Question

Calculate the pH of an aqueous solution of $1.0M$ ammonium formate assuming complete dissociation. ($p_{Ka}$ of formic acid = 3.8 and $p_{Kb}$ of ammonia = 4.8)

• A. 7.2
• B. 7.5
• C. 6
• D. 6.5

Answer 1

The correct option is D

6.5

This is a bit of a strange situation isn't it?

$N{H}_4^{+}+HCO{O}^{-}+H_{2}O\rightleftharpoons N{H}_{4}OH+HCOOH$

So here we have a mixture of a weak acid and a weak base. So we'll have to use the corresponding hydrolysis equation. Before that, we make a note that $p_{Ka}$ of formic acid = 3.8 and $p_{Kb}$ of ammonia = 4.8 are given.

This makes it easier guess because if we separately write the hydrolysis equations for the weak acid and the weak base, we might figure out a way to get $\left[H^{+}\right]$, which is in a way, what we are looking for

$K_h$ = $\frac{\left[N{H}_{4}OH\right]\left[HCOOH\right]}{\left[N{H}_4^{+}\right]\left[HCO{O}^{-}\right]}$ ............(1)

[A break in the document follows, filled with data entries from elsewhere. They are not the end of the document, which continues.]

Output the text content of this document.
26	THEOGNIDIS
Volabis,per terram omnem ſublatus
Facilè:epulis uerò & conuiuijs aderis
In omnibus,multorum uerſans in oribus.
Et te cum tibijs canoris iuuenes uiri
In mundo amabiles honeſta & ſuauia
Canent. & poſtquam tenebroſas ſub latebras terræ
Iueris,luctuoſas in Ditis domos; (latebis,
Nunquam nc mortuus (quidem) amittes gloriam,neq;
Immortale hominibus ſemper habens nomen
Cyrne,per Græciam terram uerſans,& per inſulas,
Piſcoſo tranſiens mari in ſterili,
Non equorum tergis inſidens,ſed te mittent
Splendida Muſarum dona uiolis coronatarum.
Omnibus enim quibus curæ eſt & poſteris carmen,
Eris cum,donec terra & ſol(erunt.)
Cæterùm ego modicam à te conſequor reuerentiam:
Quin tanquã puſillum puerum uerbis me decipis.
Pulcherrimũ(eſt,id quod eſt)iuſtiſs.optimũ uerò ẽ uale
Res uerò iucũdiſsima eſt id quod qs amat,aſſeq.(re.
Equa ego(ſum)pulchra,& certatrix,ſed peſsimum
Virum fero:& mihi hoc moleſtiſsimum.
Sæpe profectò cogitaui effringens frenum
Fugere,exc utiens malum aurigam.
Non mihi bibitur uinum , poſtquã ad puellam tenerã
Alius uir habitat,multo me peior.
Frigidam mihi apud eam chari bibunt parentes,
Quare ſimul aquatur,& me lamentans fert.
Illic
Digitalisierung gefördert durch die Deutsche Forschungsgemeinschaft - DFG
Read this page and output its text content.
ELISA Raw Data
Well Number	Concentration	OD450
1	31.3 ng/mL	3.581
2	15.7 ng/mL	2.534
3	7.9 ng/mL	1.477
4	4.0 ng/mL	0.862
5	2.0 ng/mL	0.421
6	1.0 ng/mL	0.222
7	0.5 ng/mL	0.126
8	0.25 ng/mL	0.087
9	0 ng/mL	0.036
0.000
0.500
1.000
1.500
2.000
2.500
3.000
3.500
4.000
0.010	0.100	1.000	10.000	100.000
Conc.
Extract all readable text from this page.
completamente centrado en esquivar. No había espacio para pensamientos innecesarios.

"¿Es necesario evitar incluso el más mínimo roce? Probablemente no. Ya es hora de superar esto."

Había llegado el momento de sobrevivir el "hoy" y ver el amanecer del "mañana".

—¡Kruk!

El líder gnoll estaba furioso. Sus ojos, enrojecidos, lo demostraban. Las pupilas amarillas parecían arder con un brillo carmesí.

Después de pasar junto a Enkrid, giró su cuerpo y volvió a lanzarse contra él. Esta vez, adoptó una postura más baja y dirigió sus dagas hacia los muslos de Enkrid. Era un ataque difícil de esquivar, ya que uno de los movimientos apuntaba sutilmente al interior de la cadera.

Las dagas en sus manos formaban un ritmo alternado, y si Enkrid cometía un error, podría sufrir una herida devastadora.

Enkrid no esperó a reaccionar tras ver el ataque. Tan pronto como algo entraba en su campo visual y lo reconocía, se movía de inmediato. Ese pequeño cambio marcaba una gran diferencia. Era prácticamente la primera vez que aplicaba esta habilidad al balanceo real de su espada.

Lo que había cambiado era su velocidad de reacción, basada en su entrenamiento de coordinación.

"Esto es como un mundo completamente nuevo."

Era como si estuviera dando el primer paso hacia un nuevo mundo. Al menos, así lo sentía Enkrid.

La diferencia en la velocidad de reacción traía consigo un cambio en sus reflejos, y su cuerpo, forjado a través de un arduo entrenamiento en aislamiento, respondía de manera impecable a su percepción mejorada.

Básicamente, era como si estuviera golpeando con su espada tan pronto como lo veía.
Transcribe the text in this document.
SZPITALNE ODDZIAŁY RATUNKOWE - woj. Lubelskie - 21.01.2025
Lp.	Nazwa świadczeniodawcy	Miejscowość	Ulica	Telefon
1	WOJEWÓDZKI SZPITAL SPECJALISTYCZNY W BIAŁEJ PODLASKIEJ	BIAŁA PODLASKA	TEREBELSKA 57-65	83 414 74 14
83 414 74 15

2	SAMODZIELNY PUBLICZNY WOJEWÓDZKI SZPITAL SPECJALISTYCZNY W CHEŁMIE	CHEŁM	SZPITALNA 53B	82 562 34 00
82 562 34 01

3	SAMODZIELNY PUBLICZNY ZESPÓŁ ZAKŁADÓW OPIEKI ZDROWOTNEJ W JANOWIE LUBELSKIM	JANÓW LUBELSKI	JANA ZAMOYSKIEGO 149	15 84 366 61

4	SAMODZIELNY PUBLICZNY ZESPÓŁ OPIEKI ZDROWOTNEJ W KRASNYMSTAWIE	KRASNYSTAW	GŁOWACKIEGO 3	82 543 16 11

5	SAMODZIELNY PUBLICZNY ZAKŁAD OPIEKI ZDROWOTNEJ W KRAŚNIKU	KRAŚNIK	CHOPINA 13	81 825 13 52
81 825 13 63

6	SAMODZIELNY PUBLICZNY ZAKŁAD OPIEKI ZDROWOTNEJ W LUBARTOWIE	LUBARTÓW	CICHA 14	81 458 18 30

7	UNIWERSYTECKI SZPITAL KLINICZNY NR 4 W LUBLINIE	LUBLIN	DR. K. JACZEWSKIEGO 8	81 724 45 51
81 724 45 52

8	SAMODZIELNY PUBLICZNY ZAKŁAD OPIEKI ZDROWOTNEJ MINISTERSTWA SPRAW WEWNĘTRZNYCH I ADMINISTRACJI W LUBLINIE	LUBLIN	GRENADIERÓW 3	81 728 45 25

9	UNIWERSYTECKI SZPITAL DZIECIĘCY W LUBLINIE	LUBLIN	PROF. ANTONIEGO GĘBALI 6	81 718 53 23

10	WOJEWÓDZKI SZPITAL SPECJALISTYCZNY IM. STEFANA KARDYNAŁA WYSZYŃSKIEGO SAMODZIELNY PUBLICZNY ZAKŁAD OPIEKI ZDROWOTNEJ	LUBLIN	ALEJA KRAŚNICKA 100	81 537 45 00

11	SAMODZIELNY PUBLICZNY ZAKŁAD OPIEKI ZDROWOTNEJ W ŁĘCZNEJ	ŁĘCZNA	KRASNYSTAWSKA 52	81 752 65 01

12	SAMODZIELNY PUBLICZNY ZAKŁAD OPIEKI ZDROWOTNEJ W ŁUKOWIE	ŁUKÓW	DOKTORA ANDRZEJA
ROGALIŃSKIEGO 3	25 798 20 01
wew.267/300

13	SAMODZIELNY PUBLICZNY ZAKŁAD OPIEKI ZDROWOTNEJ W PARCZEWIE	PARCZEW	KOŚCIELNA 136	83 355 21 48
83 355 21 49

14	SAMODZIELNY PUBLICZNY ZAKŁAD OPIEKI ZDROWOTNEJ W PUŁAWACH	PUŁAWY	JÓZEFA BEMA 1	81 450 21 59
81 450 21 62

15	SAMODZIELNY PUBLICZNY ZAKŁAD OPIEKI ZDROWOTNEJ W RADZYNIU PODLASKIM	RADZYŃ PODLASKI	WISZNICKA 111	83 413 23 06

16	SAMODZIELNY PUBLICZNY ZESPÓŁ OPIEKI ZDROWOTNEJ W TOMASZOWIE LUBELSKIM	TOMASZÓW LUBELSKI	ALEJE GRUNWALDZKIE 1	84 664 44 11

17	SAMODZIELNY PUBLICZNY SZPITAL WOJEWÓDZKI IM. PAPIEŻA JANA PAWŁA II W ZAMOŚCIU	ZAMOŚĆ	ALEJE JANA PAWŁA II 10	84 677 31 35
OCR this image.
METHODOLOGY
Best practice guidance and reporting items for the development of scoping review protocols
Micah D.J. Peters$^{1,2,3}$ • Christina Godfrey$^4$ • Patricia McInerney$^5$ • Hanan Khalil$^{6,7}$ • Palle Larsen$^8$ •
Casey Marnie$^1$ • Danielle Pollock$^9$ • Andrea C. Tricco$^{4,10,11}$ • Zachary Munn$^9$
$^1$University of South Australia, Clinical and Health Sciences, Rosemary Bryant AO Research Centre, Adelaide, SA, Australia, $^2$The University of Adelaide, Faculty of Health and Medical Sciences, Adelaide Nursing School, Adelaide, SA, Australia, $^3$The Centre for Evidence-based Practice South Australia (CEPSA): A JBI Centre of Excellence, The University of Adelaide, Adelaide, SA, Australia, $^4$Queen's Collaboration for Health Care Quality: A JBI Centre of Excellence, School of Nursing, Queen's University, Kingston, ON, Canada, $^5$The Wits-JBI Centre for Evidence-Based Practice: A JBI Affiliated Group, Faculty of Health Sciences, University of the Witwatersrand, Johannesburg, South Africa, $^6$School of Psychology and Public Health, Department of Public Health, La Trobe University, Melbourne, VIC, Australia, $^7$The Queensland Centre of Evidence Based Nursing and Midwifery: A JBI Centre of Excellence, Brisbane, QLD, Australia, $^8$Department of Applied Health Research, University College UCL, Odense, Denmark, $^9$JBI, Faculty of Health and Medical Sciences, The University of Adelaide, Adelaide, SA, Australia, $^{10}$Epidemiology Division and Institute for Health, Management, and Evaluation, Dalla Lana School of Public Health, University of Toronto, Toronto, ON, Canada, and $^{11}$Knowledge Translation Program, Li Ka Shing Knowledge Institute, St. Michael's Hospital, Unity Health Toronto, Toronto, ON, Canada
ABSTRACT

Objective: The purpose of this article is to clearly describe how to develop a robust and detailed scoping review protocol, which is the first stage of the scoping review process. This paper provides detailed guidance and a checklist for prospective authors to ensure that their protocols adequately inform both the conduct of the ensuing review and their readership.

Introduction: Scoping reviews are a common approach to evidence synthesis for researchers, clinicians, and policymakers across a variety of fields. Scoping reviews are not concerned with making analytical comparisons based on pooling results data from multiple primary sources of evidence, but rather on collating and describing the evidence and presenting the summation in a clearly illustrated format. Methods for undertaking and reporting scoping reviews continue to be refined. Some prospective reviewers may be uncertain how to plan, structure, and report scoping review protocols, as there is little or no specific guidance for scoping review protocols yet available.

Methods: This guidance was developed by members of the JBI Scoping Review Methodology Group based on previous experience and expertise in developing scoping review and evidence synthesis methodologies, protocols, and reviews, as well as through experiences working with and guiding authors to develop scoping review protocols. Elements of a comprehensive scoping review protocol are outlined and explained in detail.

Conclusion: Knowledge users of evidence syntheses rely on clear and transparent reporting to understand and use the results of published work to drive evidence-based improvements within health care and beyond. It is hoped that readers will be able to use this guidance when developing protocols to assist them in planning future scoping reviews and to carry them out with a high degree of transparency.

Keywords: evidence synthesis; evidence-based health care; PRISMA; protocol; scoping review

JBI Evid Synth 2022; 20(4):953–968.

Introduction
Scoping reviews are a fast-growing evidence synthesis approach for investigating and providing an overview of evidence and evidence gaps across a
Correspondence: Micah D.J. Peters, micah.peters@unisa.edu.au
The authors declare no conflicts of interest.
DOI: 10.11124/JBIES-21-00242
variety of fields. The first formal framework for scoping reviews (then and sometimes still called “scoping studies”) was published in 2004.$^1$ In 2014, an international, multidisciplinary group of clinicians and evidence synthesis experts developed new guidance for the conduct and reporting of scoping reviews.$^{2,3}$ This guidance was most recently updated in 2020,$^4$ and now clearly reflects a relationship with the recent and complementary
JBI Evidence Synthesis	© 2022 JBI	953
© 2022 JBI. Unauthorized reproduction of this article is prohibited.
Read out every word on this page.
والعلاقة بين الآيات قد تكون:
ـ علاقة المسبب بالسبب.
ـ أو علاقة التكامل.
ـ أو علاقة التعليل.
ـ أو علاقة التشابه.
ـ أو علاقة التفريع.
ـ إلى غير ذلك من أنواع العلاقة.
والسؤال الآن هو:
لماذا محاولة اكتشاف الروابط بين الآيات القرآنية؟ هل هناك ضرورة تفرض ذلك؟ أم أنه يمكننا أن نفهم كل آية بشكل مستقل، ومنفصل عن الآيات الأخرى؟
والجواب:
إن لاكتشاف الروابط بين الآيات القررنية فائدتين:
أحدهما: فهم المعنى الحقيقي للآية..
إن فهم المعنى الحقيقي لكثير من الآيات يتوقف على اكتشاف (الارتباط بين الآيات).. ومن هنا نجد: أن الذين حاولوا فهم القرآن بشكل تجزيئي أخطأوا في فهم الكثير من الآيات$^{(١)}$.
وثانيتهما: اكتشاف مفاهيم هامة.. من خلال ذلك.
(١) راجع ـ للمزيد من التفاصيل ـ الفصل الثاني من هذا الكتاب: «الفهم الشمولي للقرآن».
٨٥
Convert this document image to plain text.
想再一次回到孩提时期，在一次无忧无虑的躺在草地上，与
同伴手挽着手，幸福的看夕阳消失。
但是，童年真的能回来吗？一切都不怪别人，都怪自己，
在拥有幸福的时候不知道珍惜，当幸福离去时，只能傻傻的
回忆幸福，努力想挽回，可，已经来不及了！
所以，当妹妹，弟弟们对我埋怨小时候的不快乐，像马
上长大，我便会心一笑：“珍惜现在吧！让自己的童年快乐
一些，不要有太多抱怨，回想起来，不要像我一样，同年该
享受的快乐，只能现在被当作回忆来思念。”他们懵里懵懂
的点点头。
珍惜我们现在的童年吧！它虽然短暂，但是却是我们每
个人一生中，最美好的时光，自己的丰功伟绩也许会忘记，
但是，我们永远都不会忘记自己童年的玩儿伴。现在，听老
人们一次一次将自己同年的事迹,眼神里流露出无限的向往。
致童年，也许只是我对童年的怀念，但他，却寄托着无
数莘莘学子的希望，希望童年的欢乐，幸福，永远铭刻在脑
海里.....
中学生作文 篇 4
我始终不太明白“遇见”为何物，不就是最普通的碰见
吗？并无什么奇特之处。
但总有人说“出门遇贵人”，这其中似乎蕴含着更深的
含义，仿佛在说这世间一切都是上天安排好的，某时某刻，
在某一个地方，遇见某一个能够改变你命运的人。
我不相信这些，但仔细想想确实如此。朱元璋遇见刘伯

$K_a$ = $\frac{\left[HCOO\right]\left[H^{\prime }\right]}{\left[HCOOH\right]}$ ............(2)

$K_b$ = $\frac{\left[OH\right]\left[N{H}_4^{\prime }\right]}{\left[N{H}_{4}OH\right]}$ ............(3)

$K_h$ = $\frac{\left[OH\right]\left[H^{\prime }\right]}{K_b.K_a}$ = $\frac{K_w}{K_a{K}_b}$ ............(4)

Moreover, in the very first Ammonium Formate hydrolysis reaction,0

$\left[N{H}_{4}OH\right]$ = $\left[HCOOH\right]$ and $\left[N{H}_4^{+}\right]$ = $\left[HCO{O}^{-}\right]$

Substituting the above in Eq. (1)

$K_h$ = $\frac{[HCOOH{]}^2}{[HCO{O}^{-}{]}^2}$

Using the above and combining (2) and (4), we have

$\frac{K_w}{K_a{K}_b}$ = $\frac{[H^{\prime }{]}^2}{K{a}^2}$

Or $[H^{+}{]}^2$ = $\frac{K_a{K}_w}{Kb}$

Taking $-Lo{g}_{10}$ on both sides of the above equation, we have

$2pH$ = $p_K+p_{Ka}-p_{Kb}$ = $[14+3.8-4.8]$

Or $pH$ = $6.5$